7.
血が繋がっていない。
そう聞いて考えられるのは、たいてい養子か連れ子だ。
日高は親しくなった友人たちから、御堂の噂をこれでもかと言うほど聞いていた。
その中には確かに、春澄が御堂家の実子ではないという話もあったが、今日の彼の兄の態度を見てあながち外れてはいないかも知れないと思っていた。
この世界では、よくある話だと思う。
時間と金を持て余した富裕層の男が、女が、伴侶以外と関係を持つことなど別段珍しい話でもない。
事実、日高の旧友の中にもそんな立場の親を持つ人間は一定数いた。
しかし、違和感を覚えるのは春澄の態度だった。
「秋人義兄さんは嫡男だから、御堂に相応しくない俺が嫌いなんだ。
……今日は迷惑かけてごめん。日高も、もうあまり俺に関わらない方がいい。」
伏せられた春澄の長い睫毛が、白い頬に影を落とす。
春澄は、極端に人と関わることを避けている。
日高は最近そんな風に感じるようになっていた。
最初は会話もたどたどしく、内気で人付き合いが苦手なだけなのかと思っていたが、次第にそうではないのだと気づいた。

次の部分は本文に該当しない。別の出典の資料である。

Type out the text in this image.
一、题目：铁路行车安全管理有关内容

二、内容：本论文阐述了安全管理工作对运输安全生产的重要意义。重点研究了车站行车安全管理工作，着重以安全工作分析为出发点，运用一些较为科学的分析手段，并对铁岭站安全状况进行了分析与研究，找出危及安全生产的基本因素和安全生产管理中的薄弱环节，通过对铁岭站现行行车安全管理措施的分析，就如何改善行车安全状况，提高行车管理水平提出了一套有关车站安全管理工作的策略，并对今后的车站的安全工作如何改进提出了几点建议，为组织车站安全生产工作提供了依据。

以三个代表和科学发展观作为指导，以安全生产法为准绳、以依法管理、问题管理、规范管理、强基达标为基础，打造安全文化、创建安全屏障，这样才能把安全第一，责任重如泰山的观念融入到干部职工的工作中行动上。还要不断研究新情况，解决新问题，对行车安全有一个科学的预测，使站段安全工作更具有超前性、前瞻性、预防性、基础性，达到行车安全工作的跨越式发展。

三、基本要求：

朝は早朝に出て行き、食堂には姿を見せず、空き時間には独り人気の無い場所に向かっている。
自分が嫌われたのかとも考えたが、そもそも彼は友人すら作ろうとしていないようだった。
そして、今もなぜかこうして自分を遠ざけようとする。
日高はそんな春澄になぜかいつも胸が漣立つ。
伏せられたその瞳を見ると、いつかそのままどこかへ消えてしまいそうな気がした。
「春澄、俺は華族の生まれでもなんでもないんだ。ただ、父が海外と繋がりがあって、貿易で偶然上手くいって成り上がった、いわゆる成金ってやつだ。」
春澄の瞳が日高に戻る。
日高はそれに少し安堵を覚えながら、ゆっくり続けた。
「正直、こんな貴族だらけの学院でやってけるのかと思ってた。ここに華族じゃない俺が入学出来たのも、実はちょっとコネみたいなものなんだ。だから余計、な。」
入学する前に仲の良かった連中は、身分をあまり気にしない人間ばかりだったから、自身も別段、庶民だ成金だと意識したことはなかった。
しかし、ここは違った。
自分が成金の出自だと言っても気にせず親しくしてくれる者も多いが、一方であからさまに態度を変える者も少なくなかった。
「御堂ってすごい家なんだぞって他の奴に言われるまで全然知らなくてさ。
俺、そのくらい華族とか家の格式とか何が違うのかよく分からないし、これからも特に気にしようと思ってない。
ここは学び舎だからな。あるのは同じ年頃の人間同士で、家がどうなんて俺は関係ないと思うんだ。…春澄もそう思わないか?」
「日高……」
春澄の瞳が大きく見開かれる。
その表情が、泣き出しそうな子どものように思えて、気づいた時にはその柔らかそうな絹糸の髪に手を伸ばしていた。
春澄は一度驚いたように身を強張らせたが、その緊張を解きほぐしたくて、弟たちにそうするように少し乱暴に頭を掻き撫ぜた。
「わ…!ひ、日高……!」
「お前、猫みたいな髪の毛してるんだな」
慌て戸惑う春澄を他所に、ぐしゃぐしゃになった髪を手で梳き、元に戻してやる。
春澄の白かった頬は、照れたように朱を散らしていて、初めて見る彼の憂い以外の表情に胸が高鳴るのを感じた。
きっと彼がこんな純粋な一面を見せるなんて、まだ誰も知らない。
御堂家は正直、良くない噂ばかりだ。
黒い噂が立つところには、真実もまたそこには含まれているのだろう。
しかし春澄を見ていると、そんな話は嘘なのではないかと思えてきてしまう。
恐らく春澄が日中絡まれていた生徒たちに言っていたように、彼が家の事情に疎いのは事実だろう。
そこには、彼があの義兄と血の繋がりを持たないことも関係しているのかも知れない。
だが彼のことを知れば、良からぬ家の噂と春澄を混同している友人達も態度を軟化させてくれるはずだ。
それは喜ぶべきことであるのに、日高はなぜか心から歓迎できない自分がいることに違和感を覚えるのだった。